If you know the manufacturer, see where they're based. Then look up that country's laws on what constitutes "gold filled". Even after that, you can't be 100% sure the maker stamped their goods properly.


----------



## nickvc (Jul 28, 2017)

Thinking logically the forks would be stamped out of sheet which means the tines would have exposed base metals as would the edges of the spoons which I don't think would be too clever, so I'm guessing having read the latest U.K. hallmarking rules that these are going to be plated but someone is trying to give an impression of more gold than there is.


----------



## goldsilverpro (Jul 29, 2017)

nickvc said:


> Thinking logically the forks would be stamped out of sheet which means the tines would have exposed base metals as would the edges of the spoons which I don't think would be too clever, so I'm guessing having read the latest U.K. hallmarking rules that these are going to be plated but someone is trying to give an impression of more gold than there is.

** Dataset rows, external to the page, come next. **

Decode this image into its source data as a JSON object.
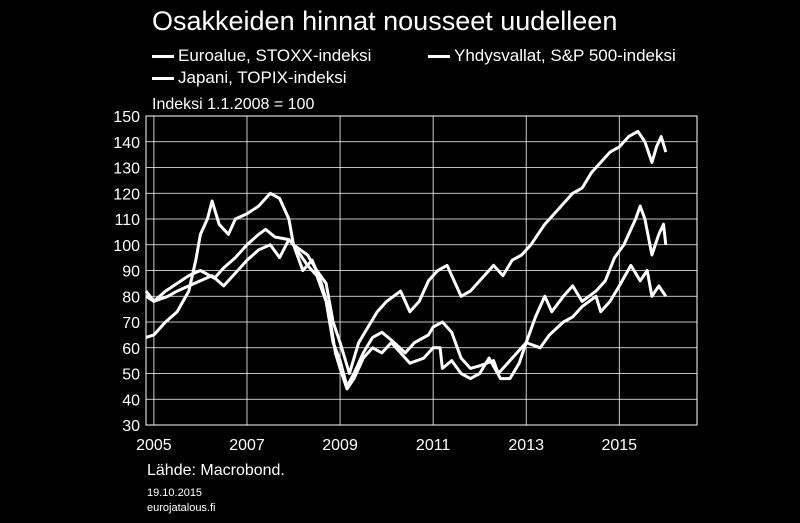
{
  "chart_data": {
    "type": "line",
    "title": "Osakkeiden hinnat nousseet uudelleen",
    "subtitle": "Indeksi 1.1.2008 = 100",
    "source": "Lähde: Macrobond.",
    "date_stamp": "19.10.2015",
    "site": "eurojatalous.fi",
    "xlim": [
      2004.83,
      2016.67
    ],
    "ylim": [
      30,
      150
    ],
    "x_ticks": [
      "2005",
      "2007",
      "2009",
      "2011",
      "2013",
      "2015"
    ],
    "x_tick_values": [
      2005,
      2007,
      2009,
      2011,
      2013,
      2015
    ],
    "y_ticks": [
      30,
      40,
      50,
      60,
      70,
      80,
      90,
      100,
      110,
      120,
      130,
      140,
      150
    ],
    "grid": true,
    "legend_position": "top",
    "line_color": "#ffffff",
    "series": [
      {
        "name": "Euroalue, STOXX-indeksi",
        "points": [
          [
            2004.83,
            80
          ],
          [
            2005.0,
            78
          ],
          [
            2005.25,
            82
          ],
          [
            2005.5,
            85
          ],
          [
            2005.75,
            88
          ],
          [
            2006.0,
            90
          ],
          [
            2006.3,
            87
          ],
          [
            2006.5,
            91
          ],
          [
            2006.75,
            95
          ],
          [
            2007.0,
            100
          ],
          [
            2007.25,
            104
          ],
          [
            2007.4,
            106
          ],
          [
            2007.6,
            103
          ],
          [
            2007.9,
            102
          ],
          [
            2008.0,
            100
          ],
          [
            2008.3,
            92
          ],
          [
            2008.5,
            88
          ],
          [
            2008.7,
            78
          ],
          [
            2008.85,
            62
          ],
          [
            2009.0,
            55
          ],
          [
            2009.15,
            45
          ],
          [
            2009.3,
            50
          ],
          [
            2009.5,
            58
          ],
          [
            2009.7,
            64
          ],
          [
            2009.9,
            66
          ],
          [
            2010.1,
            63
          ],
          [
            2010.4,
            58
          ],
          [
            2010.6,
            62
          ],
          [
            2010.9,
            65
          ],
          [
            2011.0,
            68
          ],
          [
            2011.2,
            70
          ],
          [
            2011.4,
            66
          ],
          [
            2011.6,
            56
          ],
          [
            2011.8,
            52
          ],
          [
            2012.0,
            53
          ],
          [
            2012.3,
            55
          ],
          [
            2012.4,
            50
          ],
          [
            2012.6,
            54
          ],
          [
            2012.8,
            58
          ],
          [
            2013.0,
            62
          ],
          [
            2013.3,
            60
          ],
          [
            2013.5,
            65
          ],
          [
            2013.8,
            70
          ],
          [
            2014.0,
            72
          ],
          [
            2014.2,
            76
          ],
          [
            2014.5,
            80
          ],
          [
            2014.6,
            74
          ],
          [
            2014.8,
            78
          ],
          [
            2015.0,
            84
          ],
          [
            2015.25,
            92
          ],
          [
            2015.45,
            86
          ],
          [
            2015.6,
            90
          ],
          [
            2015.7,
            80
          ],
          [
            2015.85,
            84
          ],
          [
            2016.0,
            80
          ]
        ]
      },
      {
        "name": "Yhdysvallat, S&P 500-indeksi",
        "points": [
          [
            2004.83,
            82
          ],
          [
            2005.0,
            78
          ],
          [
            2005.3,
            80
          ],
          [
            2005.5,
            82
          ],
          [
            2005.75,
            84
          ],
          [
            2006.0,
            86
          ],
          [
            2006.25,
            88
          ],
          [
            2006.5,
            84
          ],
          [
            2006.8,
            90
          ],
          [
            2007.0,
            94
          ],
          [
            2007.25,
            98
          ],
          [
            2007.5,
            100
          ],
          [
            2007.7,
            95
          ],
          [
            2007.9,
            102
          ],
          [
            2008.0,
            100
          ],
          [
            2008.3,
            96
          ],
          [
            2008.5,
            90
          ],
          [
            2008.7,
            85
          ],
          [
            2008.85,
            70
          ],
          [
            2009.0,
            62
          ],
          [
            2009.2,
            50
          ],
          [
            2009.4,
            62
          ],
          [
            2009.6,
            68
          ],
          [
            2009.8,
            74
          ],
          [
            2010.0,
            78
          ],
          [
            2010.3,
            82
          ],
          [
            2010.5,
            74
          ],
          [
            2010.7,
            78
          ],
          [
            2010.9,
            86
          ],
          [
            2011.1,
            90
          ],
          [
            2011.3,
            92
          ],
          [
            2011.6,
            80
          ],
          [
            2011.8,
            82
          ],
          [
            2012.0,
            86
          ],
          [
            2012.3,
            92
          ],
          [
            2012.5,
            88
          ],
          [
            2012.7,
            94
          ],
          [
            2012.9,
            96
          ],
          [
            2013.1,
            100
          ],
          [
            2013.4,
            108
          ],
          [
            2013.7,
            114
          ],
          [
            2014.0,
            120
          ],
          [
            2014.2,
            122
          ],
          [
            2014.4,
            128
          ],
          [
            2014.6,
            132
          ],
          [
            2014.8,
            136
          ],
          [
            2015.0,
            138
          ],
          [
            2015.2,
            142
          ],
          [
            2015.4,
            144
          ],
          [
            2015.55,
            140
          ],
          [
            2015.7,
            132
          ],
          [
            2015.8,
            138
          ],
          [
            2015.9,
            142
          ],
          [
            2016.0,
            136
          ]
        ]
      },
      {
        "name": "Japani, TOPIX-indeksi",
        "points": [
          [
            2004.83,
            64
          ],
          [
            2005.0,
            65
          ],
          [
            2005.25,
            70
          ],
          [
            2005.5,
            74
          ],
          [
            2005.75,
            82
          ],
          [
            2005.9,
            94
          ],
          [
            2006.0,
            104
          ],
          [
            2006.15,
            110
          ],
          [
            2006.25,
            117
          ],
          [
            2006.4,
            108
          ],
          [
            2006.6,
            104
          ],
          [
            2006.75,
            110
          ],
          [
            2007.0,
            112
          ],
          [
            2007.25,
            115
          ],
          [
            2007.5,
            120
          ],
          [
            2007.7,
            118
          ],
          [
            2007.9,
            110
          ],
          [
            2008.0,
            100
          ],
          [
            2008.2,
            90
          ],
          [
            2008.4,
            94
          ],
          [
            2008.6,
            85
          ],
          [
            2008.75,
            75
          ],
          [
            2008.9,
            58
          ],
          [
            2009.0,
            52
          ],
          [
            2009.15,
            44
          ],
          [
            2009.3,
            48
          ],
          [
            2009.5,
            56
          ],
          [
            2009.7,
            60
          ],
          [
            2009.9,
            58
          ],
          [
            2010.1,
            62
          ],
          [
            2010.3,
            58
          ],
          [
            2010.5,
            54
          ],
          [
            2010.8,
            56
          ],
          [
            2011.0,
            60
          ],
          [
            2011.15,
            60
          ],
          [
            2011.2,
            52
          ],
          [
            2011.4,
            55
          ],
          [
            2011.6,
            50
          ],
          [
            2011.8,
            48
          ],
          [
            2012.0,
            50
          ],
          [
            2012.2,
            56
          ],
          [
            2012.45,
            48
          ],
          [
            2012.65,
            48
          ],
          [
            2012.85,
            54
          ],
          [
            2013.0,
            62
          ],
          [
            2013.2,
            72
          ],
          [
            2013.4,
            80
          ],
          [
            2013.55,
            74
          ],
          [
            2013.8,
            80
          ],
          [
            2014.0,
            84
          ],
          [
            2014.2,
            78
          ],
          [
            2014.5,
            82
          ],
          [
            2014.7,
            86
          ],
          [
            2014.9,
            95
          ],
          [
            2015.1,
            100
          ],
          [
            2015.35,
            110
          ],
          [
            2015.45,
            115
          ],
          [
            2015.55,
            110
          ],
          [
            2015.7,
            96
          ],
          [
            2015.85,
            104
          ],
          [
            2015.95,
            108
          ],
          [
            2016.0,
            100
          ]
        ]
      }
    ]
  }
}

Good point, Nick. That's how they would have to be made. Gold filled starts as sheet - you don't coat it after forming it. In the best case, the gold would be stretched very thin on the side of the tines. That's why they don't use gold filled on flatware. I've been doing this a very long time and this is the only time I've ever seen any flatware marked gold filled. To me, the flatware looks pretty cheap. Like it's made in China or some other country that specializes in junk. I wouldn't touch it with a 10 foot pole.


----------